No  obstante lo anterior y aún si se hiciera abstracción  del aludido requisito de procedibilidad, tampoco se advierte una  potencial afectación de los derechos de la libelista que  habilite la procedencia del amparo, pues como lo explicó el  Tribunal accionado en su respuesta a la demanda, solo cumplió  el requisito de edad (55  años) para  acceder al régimen de transición, pero no el de semanas  cotizadas, pues en los 20 años anteriores al cumplimiento de  la edad solo reunió 33012.  

Además,  la Corporación accionada verificó no solo el  cumplimiento de las condiciones para la prestación pensional a  la luz del Acuerdo 049 de 1990, sino también, por vía  del artículo 7º de la Ley 71 de 1988, pero bajo ninguna  de tales normatividades lograba los requisitos para la pensión.  

En  conclusión, como la finalidad de la acción de tutela no  es la de servir de tercera instancia a las del trámite que ya  feneció y tampoco se advierte en las providencias cuestionadas  alguna vía de hecho que muestre la afectación de las  garantías fundamentales de la accionante, se  hace imperioso confirmar el fallo impugnado.  

En  mérito de lo expuesto, LA  CORTE SUPREMA DE JUSTICIA, SALA DE CASACIÓN PENAL – SALA  DE DECISIÓN DE ACCIONES DE TUTELA No. 3,  administrando justicia en nombre de la República y por  autoridad de la Ley,  

RESUELVE  

CONFIRMAR  el  fallo impugnado.  

NOTIFICAR  esta  providencia de conformidad con el artículo 30 del Decreto 2591  de 1991.  

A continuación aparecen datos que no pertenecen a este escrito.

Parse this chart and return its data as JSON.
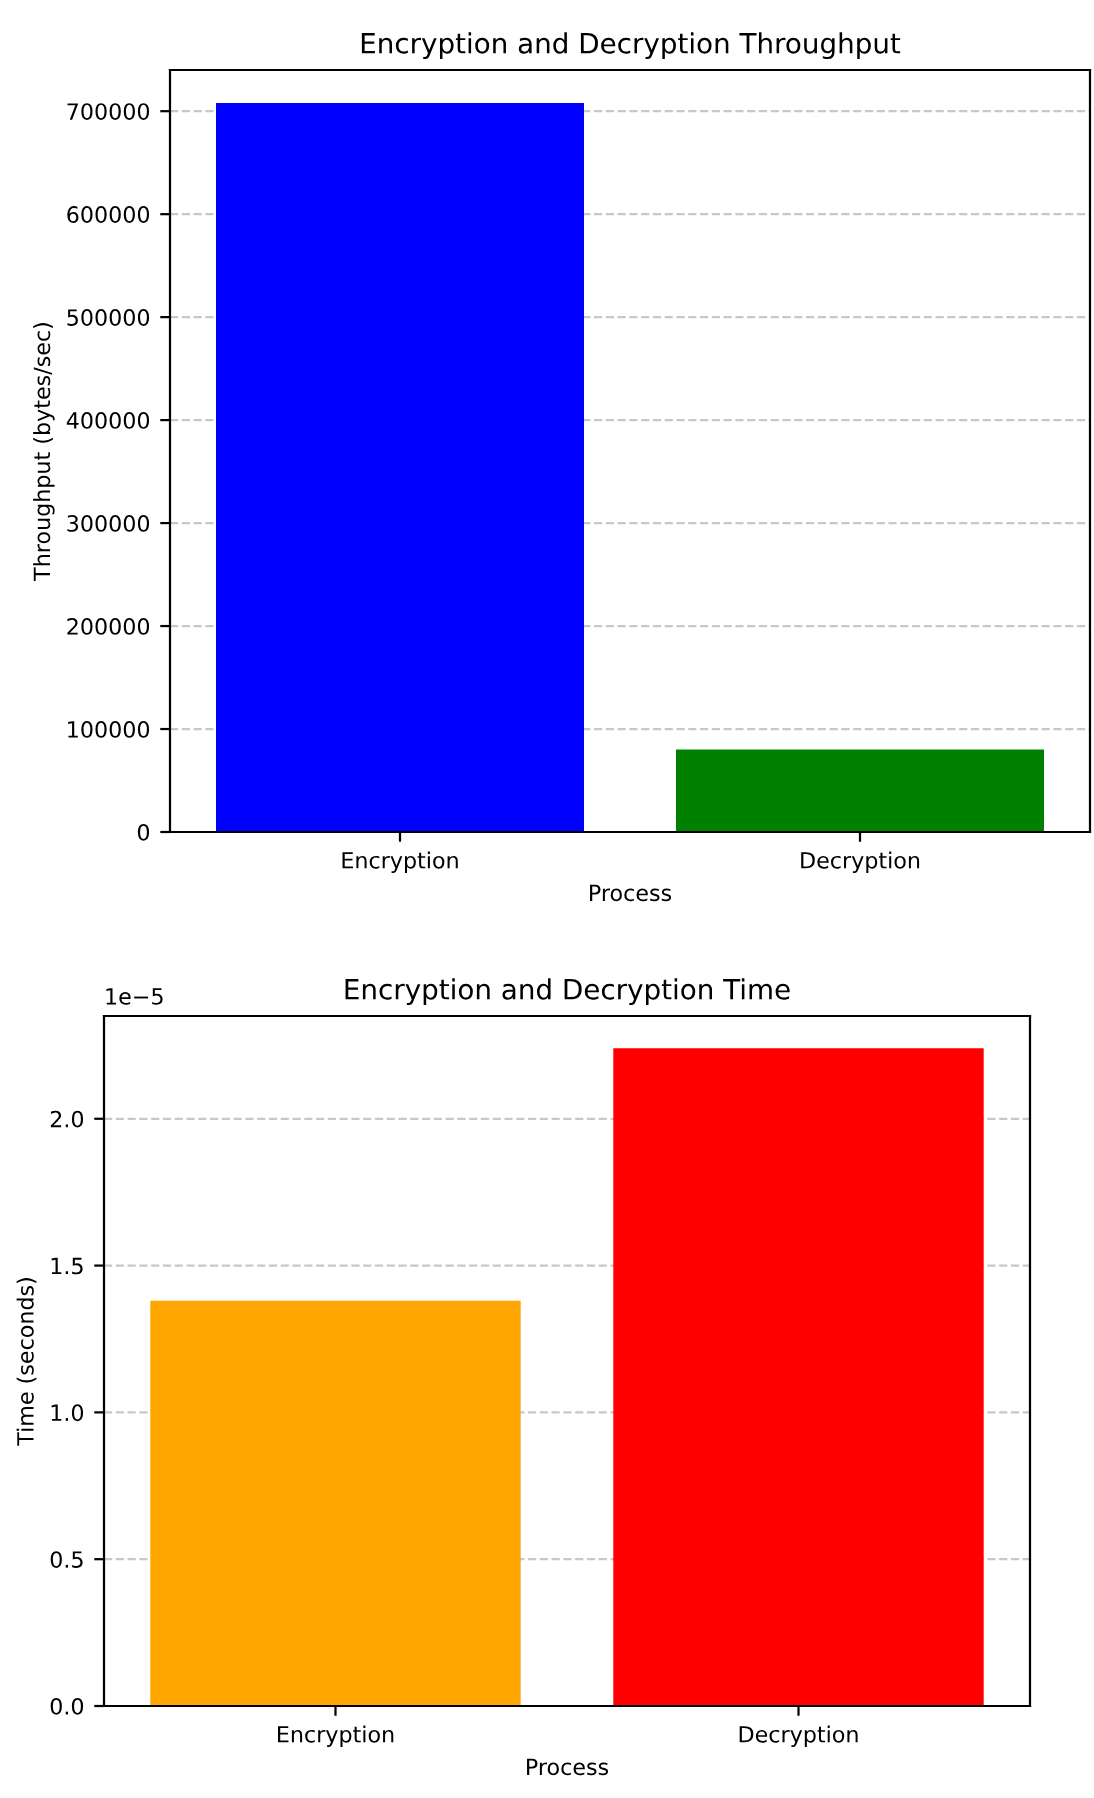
{
  "chart_data": [
    {
      "type": "bar",
      "title": "Encryption and Decryption Throughput",
      "xlabel": "Process",
      "ylabel": "Throughput (bytes/sec)",
      "categories": [
        "Encryption",
        "Decryption"
      ],
      "values": [
        708000,
        80000
      ],
      "colors": [
        "#0000ff",
        "#008000"
      ],
      "ylim": [
        0,
        740000
      ],
      "yticks": [
        0,
        100000,
        200000,
        300000,
        400000,
        500000,
        600000,
        700000
      ],
      "grid": "y"
    },
    {
      "type": "bar",
      "title": "Encryption and Decryption Time",
      "xlabel": "Process",
      "ylabel": "Time (seconds)",
      "categories": [
        "Encryption",
        "Decryption"
      ],
      "values": [
        1.38,
        2.24
      ],
      "colors": [
        "#ffa500",
        "#ff0000"
      ],
      "ylim": [
        0,
        2.35
      ],
      "yticks": [
        {
          "value": 0,
          "label": "0.0"
        },
        {
          "value": 0.5,
          "label": "0.5"
        },
        {
          "value": 1,
          "label": "1.0"
        },
        {
          "value": 1.5,
          "label": "1.5"
        },
        {
          "value": 2,
          "label": "2.0"
        }
      ],
      "grid": "y",
      "annotations": [
        "1e−5"
      ]
    }
  ]
}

REMITIR  el  expediente a la Corte Constitucional para su eventual revisión,  una vez en firme.  

NOTIFÍQUESE  y CÚMPLASE  

JOSÉ  FRANCISCO ACUÑA VIZCAYA  

EUGENIO  FERNÁNDEZ CARLIER  

PATRICIA  SALAZAR CUÉLLAR  

NUBIA  YOLANDA NOVA GARCÍA  

Secretaria  

1          Decreto          único reglamentario del sector justicia y del derecho.  

2          «…          en el          marco de la doctrina de la procedencia de la acción de tutela          contra providencias judiciales, comprende tanto las sentencias como          los autos que son proferidos por las autoridades judiciales.»          C.C. T-343/12.  

3          Fallos          C-590/05 y T-332/06.  

4          Ibídem.  

5          “que se          presenta cuando el funcionario judicial que profirió la          providencia impugnada, carece, absolutamente, de competencia para          ello”.  

6          “cuando el          juez actuó completamente al margen del procedimiento          establecido”.  

7          “cuando el          juez carece del apoyo probatorio que permita la aplicación          del supuesto legal en el que se sustenta la decisión”.  

8          “se decide con          base en normas inexistentes o inconstitucionales o que presentan una          evidente y grosera contradicción entre los fundamentos y la          decisión”.  

9          “cuando el          juez o tribunal fue víctima de un engaño por parte de          terceros y ese engaño lo condujo a la toma de una decisión          que afecta derechos fundamentales”.  

10          “que implica          el incumplimiento de los servidores judiciales de dar cuenta de los          fundamentos fácticos y jurídicos de sus decisiones en          el entendido que precisamente en esa motivación reposa la          legitimidad de su órbita funcional”.  

11          “cuando la          Corte Constitucional establece el alcance de un derecho fundamental          y el juez ordinario aplica una ley limitando sustancialmente dicho          alcance”.  

12          Ver          folio 21 del cuaderno de la Sala Laboral.